Prior NMA research has shown that in the RRMM setting, combination regimens that include an immunomodulatory backbone (e.g. lenalidomide) and anti-MM monoclonal antibodies (e.g. daratumumab) or proteasome inhibitors (e.g. ixazomib) may be an effective therapy [Citation7]. Additional studies have confirmed that DRd is a particularly effective regimen [Citation7–11]. The present analysis expands the literature by examining key areas that have yet to be evaluated. For example, by evaluating the base case networks of RCTs and incorporating observational studies in the extended networks, our data resulted in more complete and larger networks, which are vital to the precision of NMAs.

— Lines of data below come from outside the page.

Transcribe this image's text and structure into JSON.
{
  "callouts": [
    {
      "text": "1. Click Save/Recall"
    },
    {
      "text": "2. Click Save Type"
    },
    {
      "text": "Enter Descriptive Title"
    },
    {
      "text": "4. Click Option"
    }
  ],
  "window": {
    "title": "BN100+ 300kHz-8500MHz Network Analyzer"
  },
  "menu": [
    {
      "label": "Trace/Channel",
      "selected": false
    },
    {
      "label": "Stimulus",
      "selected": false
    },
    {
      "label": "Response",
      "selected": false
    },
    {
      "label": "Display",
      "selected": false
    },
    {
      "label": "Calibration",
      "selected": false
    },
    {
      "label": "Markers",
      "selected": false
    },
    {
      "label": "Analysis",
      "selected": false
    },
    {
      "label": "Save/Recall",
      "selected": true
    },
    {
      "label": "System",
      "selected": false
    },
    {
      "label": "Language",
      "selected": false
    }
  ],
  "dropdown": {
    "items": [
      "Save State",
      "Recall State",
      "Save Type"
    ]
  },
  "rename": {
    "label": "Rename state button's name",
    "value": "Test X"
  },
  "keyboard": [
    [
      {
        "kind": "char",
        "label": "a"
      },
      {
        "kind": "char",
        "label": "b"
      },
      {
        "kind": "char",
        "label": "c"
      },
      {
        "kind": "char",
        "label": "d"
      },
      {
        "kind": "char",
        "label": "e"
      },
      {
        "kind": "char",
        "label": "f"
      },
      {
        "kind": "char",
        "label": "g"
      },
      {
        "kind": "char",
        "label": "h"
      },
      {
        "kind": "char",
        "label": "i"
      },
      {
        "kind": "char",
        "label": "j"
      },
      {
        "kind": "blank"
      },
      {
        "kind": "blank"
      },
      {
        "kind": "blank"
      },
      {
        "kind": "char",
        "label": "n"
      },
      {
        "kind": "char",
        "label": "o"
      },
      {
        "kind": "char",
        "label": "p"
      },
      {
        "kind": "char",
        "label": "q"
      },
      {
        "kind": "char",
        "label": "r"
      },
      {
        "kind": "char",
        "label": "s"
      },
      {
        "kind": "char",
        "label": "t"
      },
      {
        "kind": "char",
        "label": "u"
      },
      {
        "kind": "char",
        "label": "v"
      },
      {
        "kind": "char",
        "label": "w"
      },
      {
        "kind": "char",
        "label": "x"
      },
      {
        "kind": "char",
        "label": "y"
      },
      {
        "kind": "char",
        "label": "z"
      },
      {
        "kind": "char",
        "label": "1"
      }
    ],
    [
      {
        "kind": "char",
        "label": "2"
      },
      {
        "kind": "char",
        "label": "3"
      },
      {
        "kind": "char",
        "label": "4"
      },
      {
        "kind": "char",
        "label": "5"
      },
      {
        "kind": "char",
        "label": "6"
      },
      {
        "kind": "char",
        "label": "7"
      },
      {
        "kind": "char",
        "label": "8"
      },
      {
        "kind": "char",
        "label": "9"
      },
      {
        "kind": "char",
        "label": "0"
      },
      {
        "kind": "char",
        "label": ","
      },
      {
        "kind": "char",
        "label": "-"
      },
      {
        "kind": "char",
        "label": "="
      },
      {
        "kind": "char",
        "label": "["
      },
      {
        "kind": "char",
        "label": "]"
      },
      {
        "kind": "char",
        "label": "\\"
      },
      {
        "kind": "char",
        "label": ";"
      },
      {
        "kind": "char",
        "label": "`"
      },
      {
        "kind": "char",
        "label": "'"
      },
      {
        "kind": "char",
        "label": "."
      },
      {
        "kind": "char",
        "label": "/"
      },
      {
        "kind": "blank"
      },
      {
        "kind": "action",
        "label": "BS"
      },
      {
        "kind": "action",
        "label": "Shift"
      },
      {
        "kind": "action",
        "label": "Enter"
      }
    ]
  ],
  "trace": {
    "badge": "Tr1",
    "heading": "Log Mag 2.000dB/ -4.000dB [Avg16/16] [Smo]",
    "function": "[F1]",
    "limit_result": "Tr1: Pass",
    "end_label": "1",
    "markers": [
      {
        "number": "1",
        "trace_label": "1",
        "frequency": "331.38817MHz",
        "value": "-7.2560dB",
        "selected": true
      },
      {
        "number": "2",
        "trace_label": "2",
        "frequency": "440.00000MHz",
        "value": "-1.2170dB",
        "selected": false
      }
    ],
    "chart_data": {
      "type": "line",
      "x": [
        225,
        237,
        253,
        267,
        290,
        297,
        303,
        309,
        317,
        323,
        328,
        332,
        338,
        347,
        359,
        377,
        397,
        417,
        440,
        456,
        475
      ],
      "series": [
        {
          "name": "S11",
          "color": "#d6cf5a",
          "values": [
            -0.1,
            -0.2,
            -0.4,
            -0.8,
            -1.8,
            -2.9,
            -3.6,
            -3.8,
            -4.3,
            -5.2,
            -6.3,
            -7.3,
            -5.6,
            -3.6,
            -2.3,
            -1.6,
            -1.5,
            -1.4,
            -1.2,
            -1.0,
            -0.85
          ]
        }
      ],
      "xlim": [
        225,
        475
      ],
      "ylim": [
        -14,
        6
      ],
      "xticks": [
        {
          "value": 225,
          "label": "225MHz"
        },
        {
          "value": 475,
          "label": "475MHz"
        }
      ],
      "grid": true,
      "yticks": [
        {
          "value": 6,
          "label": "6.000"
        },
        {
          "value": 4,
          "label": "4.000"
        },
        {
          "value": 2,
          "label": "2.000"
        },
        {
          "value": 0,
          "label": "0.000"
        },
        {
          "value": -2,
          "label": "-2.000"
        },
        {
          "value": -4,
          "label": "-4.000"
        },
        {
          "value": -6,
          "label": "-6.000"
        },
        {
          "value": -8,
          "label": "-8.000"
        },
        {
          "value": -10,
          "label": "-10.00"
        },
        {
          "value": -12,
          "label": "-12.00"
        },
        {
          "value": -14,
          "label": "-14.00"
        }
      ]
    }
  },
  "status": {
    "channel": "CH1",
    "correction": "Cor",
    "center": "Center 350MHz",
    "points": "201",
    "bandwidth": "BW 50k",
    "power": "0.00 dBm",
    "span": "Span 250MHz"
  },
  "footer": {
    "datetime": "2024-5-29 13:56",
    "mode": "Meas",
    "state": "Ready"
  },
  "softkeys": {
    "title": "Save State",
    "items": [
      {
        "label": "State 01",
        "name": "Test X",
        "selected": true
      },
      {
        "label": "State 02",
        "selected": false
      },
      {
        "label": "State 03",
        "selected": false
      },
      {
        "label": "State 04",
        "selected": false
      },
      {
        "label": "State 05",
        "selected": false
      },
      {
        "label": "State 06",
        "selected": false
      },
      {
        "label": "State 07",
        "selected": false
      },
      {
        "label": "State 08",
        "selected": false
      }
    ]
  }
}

Importantly, they allowed comparisons of a broader spectrum of treatments that can more appropriately reflect the heterogeneity of the MM patient population than clinical trials alone. Moreover, integration of observational studies provides real-world evidence regarding the risks and benefits of medical treatments [Citation18].
The SLR that informed the present analysis has a more recent cut-off point (June 26, 2020) relative to the other SLRs; the cut-off of the most recent SLR was only up to July 1, 2018 [Citation8]. Given the inclusion of observational studies in our networks and a more recent cut-off point for literature search, we were able to incorporate into our networks the following newer agents absent from prior NMAs: KdD, IsaKd, SVd, PomVd, and VRd. Our study did not include certain older regimens, such as thalidomide, thalidomide and dexamethasone, and bortezomib in combination with pegylated liposomal doxorubicin, which can be found in prior NMAs [Citation7,Citation8,Citation11]. A recently published critical appraisal of indirect comparisons and NMAs for MM criticized the lack of consideration of prior therapies or treatment duration across RCTs [Citation19]. The present NMA assessed subgroups based on the number of prior therapies as well as previously under-evaluated features such as high cytogenetic risk. Additionally, the present analysis included a wider range of efficacy outcomes than prior studies. For example, van Beurden-Tan et al. [Citation11] and Dhakal et al. [Citation8] focused on PFS only, whereas the present analysis encompassed networks for OS and ORR. Consequently, the present analysis provides greater insight regarding the comparative efficacy of various regimens for RRMM.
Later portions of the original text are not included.